Мрачная обитательница пещеры снова впала в молчание, такое упорное и угрюмое, что Главк тщетно пытался втянуть ее в дальнейший разговор. По ее неподвижному и замкнутому лицу невозможно было даже понять, слышит ли она его. К счастью, гроза, которая была столь же короткой, как и яростной, начала утихать, дождь лил все слабее, наконец тучи рассеялись, выглянула луна, и ее призрачный свет проник в уединенное жилище ведьмы. Никогда, быть может, не освещала она группы, которая была бы более достойна кисти художника. Молодая, прекрасная Иона сидела у грубого очага, влюбленный Главк, уже забыв о присутствии ведьмы, устроился у ее ног, глядя ей в лицо и шепча нежные слова, а чуть поодаль застыли бледная, испуганная рабыня и зловещая ведьма, устремившая на них свои ужасные глаза. Но прекрасная пара была безмятежна и бесстрашна (ибо любовь вселяет в сердца бесстрашие) в этой темной и жуткой пещере, где было так много странного. Лисица злобно смотрела на них из своего угла, и только теперь, повернувшись к колдунье, Главк в первый раз увидел у ее ног большую змею, которая приподняла голову с блестящими глазами; видимо, яркий свет плаща афинянина, наброшенного на плечи Ионы, разозлил ее, она угрожающе подняла голову еще выше, готовясь броситься на неаполитанку; Главк быстро выхватил головню из очага, а змея, разъяренная этим, выползла из своего укрытия и с громким шипением вытянулась вверх, став ростом почти с грека.

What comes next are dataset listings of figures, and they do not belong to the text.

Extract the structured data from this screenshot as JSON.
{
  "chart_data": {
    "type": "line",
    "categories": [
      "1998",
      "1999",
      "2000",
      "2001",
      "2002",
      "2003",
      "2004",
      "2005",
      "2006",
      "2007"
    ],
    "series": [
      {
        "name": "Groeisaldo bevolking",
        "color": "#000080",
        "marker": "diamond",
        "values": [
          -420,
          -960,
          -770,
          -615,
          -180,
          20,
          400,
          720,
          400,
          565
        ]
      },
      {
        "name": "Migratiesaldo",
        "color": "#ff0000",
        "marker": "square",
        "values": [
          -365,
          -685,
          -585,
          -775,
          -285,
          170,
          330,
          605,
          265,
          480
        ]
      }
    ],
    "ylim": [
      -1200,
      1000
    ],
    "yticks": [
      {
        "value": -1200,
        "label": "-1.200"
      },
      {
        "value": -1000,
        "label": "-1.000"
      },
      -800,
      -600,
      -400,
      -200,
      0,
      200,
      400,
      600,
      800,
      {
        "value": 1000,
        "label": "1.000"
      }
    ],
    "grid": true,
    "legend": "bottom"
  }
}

– Ведьма! – крикнул Главк. – Прогони свою тварь, не то я ее убью!

– У нее вырвано жало, – отозвалась колдунья, пробуждаясь.

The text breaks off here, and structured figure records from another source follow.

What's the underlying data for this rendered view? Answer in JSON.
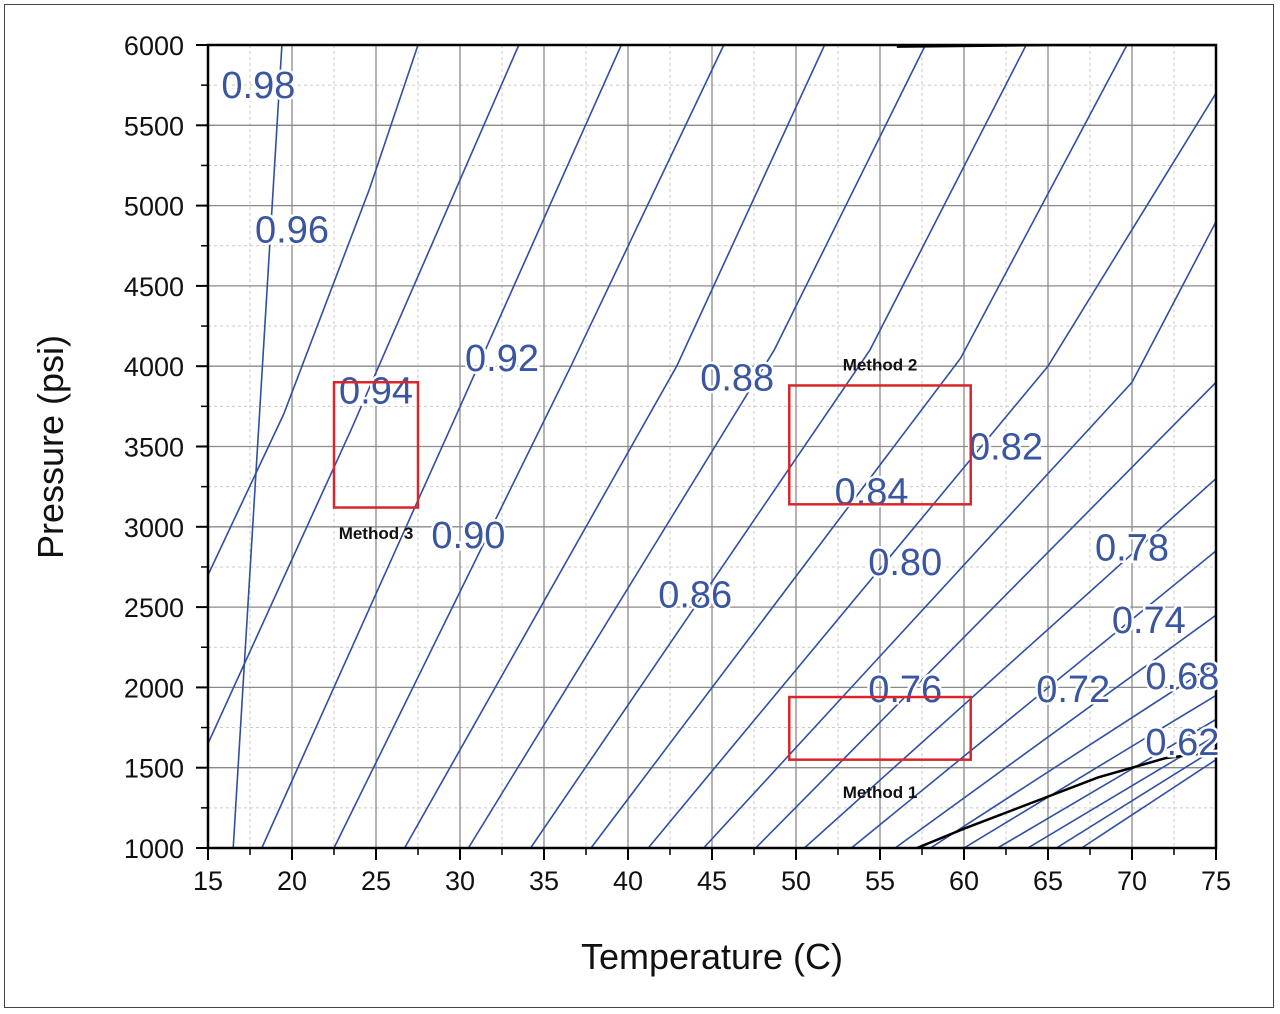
{
  "chart_data": {
    "type": "line",
    "title": "",
    "xlabel": "Temperature (C)",
    "ylabel": "Pressure (psi)",
    "xlim": [
      15,
      75
    ],
    "ylim": [
      1000,
      6000
    ],
    "xticks": [
      15,
      20,
      25,
      30,
      35,
      40,
      45,
      50,
      55,
      60,
      65,
      70,
      75
    ],
    "yticks": [
      1000,
      1500,
      2000,
      2500,
      3000,
      3500,
      4000,
      4500,
      5000,
      5500,
      6000
    ],
    "xtick_labels": [
      "15",
      "20",
      "25",
      "30",
      "35",
      "40",
      "45",
      "50",
      "55",
      "60",
      "65",
      "70",
      "75"
    ],
    "ytick_labels": [
      "1000",
      "1500",
      "2000",
      "2500",
      "3000",
      "3500",
      "4000",
      "4500",
      "5000",
      "5500",
      "6000"
    ],
    "grid": true,
    "colors": {
      "contour": "#2e4fa3",
      "label": "#3a56a0",
      "boundary": "#000000",
      "method_box": "#d9262c"
    },
    "contour_lines": [
      {
        "series": [
          [
            16.5,
            1000
          ],
          [
            19.4,
            6000
          ]
        ]
      },
      {
        "series": [
          [
            15,
            2700
          ],
          [
            19.5,
            3700
          ],
          [
            24.6,
            5100
          ],
          [
            27.5,
            6000
          ]
        ]
      },
      {
        "series": [
          [
            15,
            1650
          ],
          [
            23.5,
            3600
          ],
          [
            33.5,
            6000
          ]
        ]
      },
      {
        "series": [
          [
            18.2,
            1000
          ],
          [
            29.8,
            3700
          ],
          [
            39.6,
            6000
          ]
        ]
      },
      {
        "series": [
          [
            22.5,
            1000
          ],
          [
            36.6,
            4000
          ],
          [
            45.7,
            6000
          ]
        ]
      },
      {
        "series": [
          [
            26.7,
            1000
          ],
          [
            42.9,
            4000
          ],
          [
            51.7,
            6000
          ]
        ]
      },
      {
        "series": [
          [
            30.5,
            1000
          ],
          [
            48.7,
            4100
          ],
          [
            57.7,
            6000
          ]
        ]
      },
      {
        "series": [
          [
            34.2,
            1000
          ],
          [
            54.4,
            4100
          ],
          [
            63.7,
            6000
          ]
        ]
      },
      {
        "series": [
          [
            37.8,
            1000
          ],
          [
            59.8,
            4050
          ],
          [
            69.7,
            6000
          ]
        ]
      },
      {
        "series": [
          [
            41.2,
            1000
          ],
          [
            65,
            4000
          ],
          [
            75,
            5700
          ]
        ]
      },
      {
        "series": [
          [
            44.5,
            1000
          ],
          [
            70,
            3900
          ],
          [
            75,
            4900
          ]
        ]
      },
      {
        "series": [
          [
            47.6,
            1000
          ],
          [
            75,
            3900
          ]
        ]
      },
      {
        "series": [
          [
            50.5,
            1000
          ],
          [
            75,
            3300
          ]
        ]
      },
      {
        "series": [
          [
            53.3,
            1000
          ],
          [
            75,
            2850
          ]
        ]
      },
      {
        "series": [
          [
            55.9,
            1000
          ],
          [
            75,
            2450
          ]
        ]
      },
      {
        "series": [
          [
            58,
            1000
          ],
          [
            75,
            2150
          ]
        ]
      },
      {
        "series": [
          [
            60,
            1000
          ],
          [
            75,
            1950
          ]
        ]
      },
      {
        "series": [
          [
            62,
            1000
          ],
          [
            75,
            1800
          ]
        ]
      },
      {
        "series": [
          [
            63.8,
            1000
          ],
          [
            75,
            1700
          ]
        ]
      },
      {
        "series": [
          [
            65.5,
            1000
          ],
          [
            75,
            1620
          ]
        ]
      },
      {
        "series": [
          [
            67,
            1000
          ],
          [
            75,
            1550
          ]
        ]
      }
    ],
    "boundary_curves": [
      {
        "series": [
          [
            57.2,
            1000
          ],
          [
            60,
            1120
          ],
          [
            64,
            1280
          ],
          [
            68,
            1440
          ],
          [
            72,
            1560
          ],
          [
            75,
            1600
          ]
        ]
      },
      {
        "series": [
          [
            56,
            5990
          ],
          [
            65,
            6000
          ],
          [
            75,
            6000
          ]
        ]
      }
    ],
    "contour_labels": [
      {
        "text": "0.98",
        "x": 18.0,
        "y": 5750
      },
      {
        "text": "0.96",
        "x": 20.0,
        "y": 4850
      },
      {
        "text": "0.94",
        "x": 25.0,
        "y": 3850
      },
      {
        "text": "0.92",
        "x": 32.5,
        "y": 4050
      },
      {
        "text": "0.90",
        "x": 30.5,
        "y": 2950
      },
      {
        "text": "0.88",
        "x": 46.5,
        "y": 3930
      },
      {
        "text": "0.86",
        "x": 44.0,
        "y": 2580
      },
      {
        "text": "0.84",
        "x": 54.5,
        "y": 3220
      },
      {
        "text": "0.82",
        "x": 62.5,
        "y": 3500
      },
      {
        "text": "0.80",
        "x": 56.5,
        "y": 2780
      },
      {
        "text": "0.78",
        "x": 70.0,
        "y": 2870
      },
      {
        "text": "0.76",
        "x": 56.5,
        "y": 1990
      },
      {
        "text": "0.74",
        "x": 71.0,
        "y": 2420
      },
      {
        "text": "0.72",
        "x": 66.5,
        "y": 1990
      },
      {
        "text": "0.68",
        "x": 73.0,
        "y": 2070
      },
      {
        "text": "0.62",
        "x": 73.0,
        "y": 1660
      }
    ],
    "method_regions": [
      {
        "label": "Method 3",
        "x0": 22.5,
        "x1": 27.5,
        "y0": 3120,
        "y1": 3900,
        "label_x": 25.0,
        "label_y": 2960
      },
      {
        "label": "Method 2",
        "x0": 49.6,
        "x1": 60.4,
        "y0": 3140,
        "y1": 3880,
        "label_x": 55.0,
        "label_y": 4010
      },
      {
        "label": "Method 1",
        "x0": 49.6,
        "x1": 60.4,
        "y0": 1550,
        "y1": 1940,
        "label_x": 55.0,
        "label_y": 1350
      }
    ]
  }
}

Но едва она произнесла эти слова, змея бросилась на Главка. Грек был начеку, он мгновенно отскочил в сторону и так сильно и ловко ударил змею по голове, что она, извиваясь, упала прямо в огонь.

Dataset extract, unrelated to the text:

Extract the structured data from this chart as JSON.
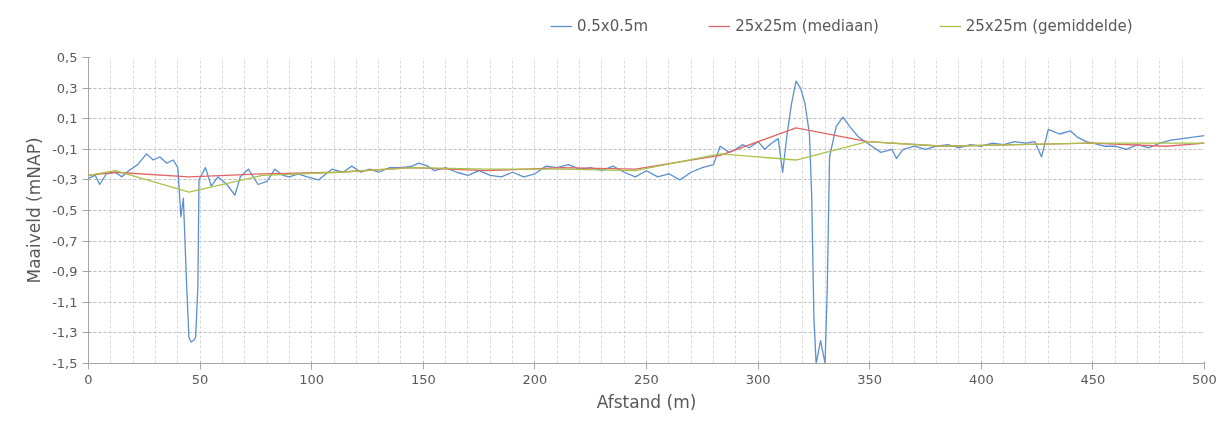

Ведьма вскочила и встала перед Главком. Лицо ее уподобилось лику самой злобной из фурий, таким свирепым было его выражение, но даже теперь оно сохраняло следы красоты.

– Ты нашел приют под моим кровом, – сказала она медленно, спокойным тоном, который совсем не вязался с выражением ее лица, – ты грелся у моего очага, и ты заплатил злом за добро, ты ударил и, наверно, убил существо, которое любило меня и принадлежало мне, мало того – существо, которое больше всех других освящено богами и почитаемо людьми. Выслушай же, что тебя ждет. Клянусь Луной, покровительницей колдуний, и Орком, носителем гнева, я проклинаю тебя! Будь же проклят! Да сгинет твоя любовь, да будет опозорено твое имя, пусть ляжет на тебя клеймо ада, пусть высохнет твое сердце, и да вспомнишь ты в свой смертный час пророчество колдуньи с Везувия! А ты… – продолжала она, резко поворачиваясь к Ионе и подняв правую руку.

Но Главк перебил ее.

– Ведьма! – воскликнул он. – Остановись! Меня ты прокляла, и я поручаю себя воле богов. Я не боюсь и презираю тебя! Но скажи хоть слово против нее, и я превращу проклятие на твоих гнусных губах в предсмертный стон. Берегись!

– Дело сделано, – сказала колдунья со страшной улыбкой, – потому что в твоей судьбе проклята и она, которая тебя любит. Я слышала, как она прошептала твое имя, и теперь знаю способ предать тебя демонам. Главк, ты обречен!

Сказав это, ведьма отвернулась от афинянина, вытащила змею из огня и, став на колени возле своей извивающейся любимицы, больше к ним не оборачивалась.

– О Главк! – Ужас охватил Иону. – Что мы наделали! Бежим отсюда. Гроза утихла. Добрая женщина, прости нас, возьми обратно свои слова, ведь он только защищался. Прими от меня в знак примирения этот дар. – И, наклонившись, Иона положила на колени старухе тяжелый кошелек.